A novel multi-scale composite filter utilizes the eigenvalues of the Hessian matrix to achieve blood vessel enhancement over all relevant length scales. Our results confirm the feasibility of generating subject-specific computational meshes, with sufficient detail to track the ACA, MCA, and PCA territories in individual subjects almost down to the level of the pial network. Enhanced images provide more complete information about the pial blood supply for physicians to assess the status of the patient's cerebrovascular angioarchitecture.

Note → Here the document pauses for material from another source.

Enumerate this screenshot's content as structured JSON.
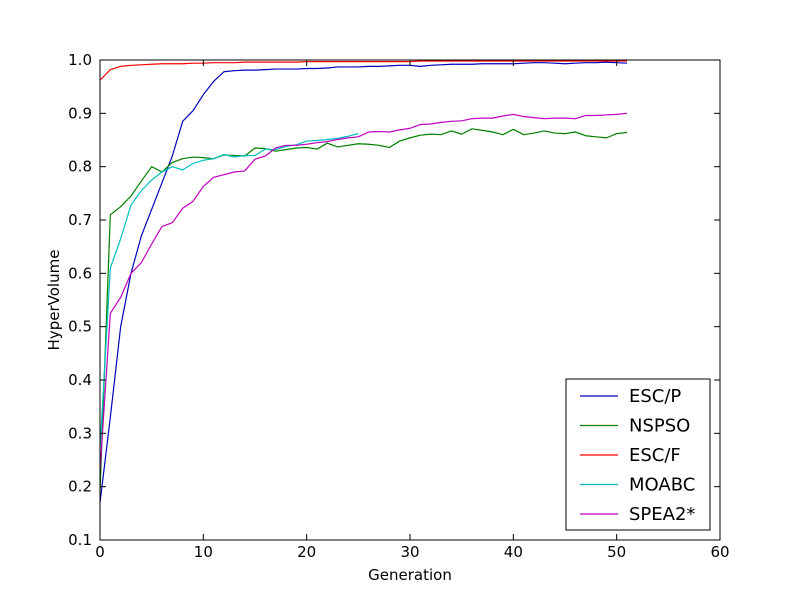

Moreover, our filtering process enhances both large and small vessels without compromising network connectivity. The MCF allows the fully automatic reconstruction of major portions of the cerebrovascular network for the generation of high quality subject-specific computational meshes. The proposed automatic image segmentation could also be useful for computer-aided reconstruction of vascular trees to extract biometrics associated with pathological conditions in large data sets without variations caused by operator subjectivity (38). The novel filter will enable future studies on hemodynamic simulations of blood flow through the subject-specific angioarchitecture. This technology will be useful in predicting the outcome of planned intervention such as bypass surgery, stenting, or coiling of aneurysms.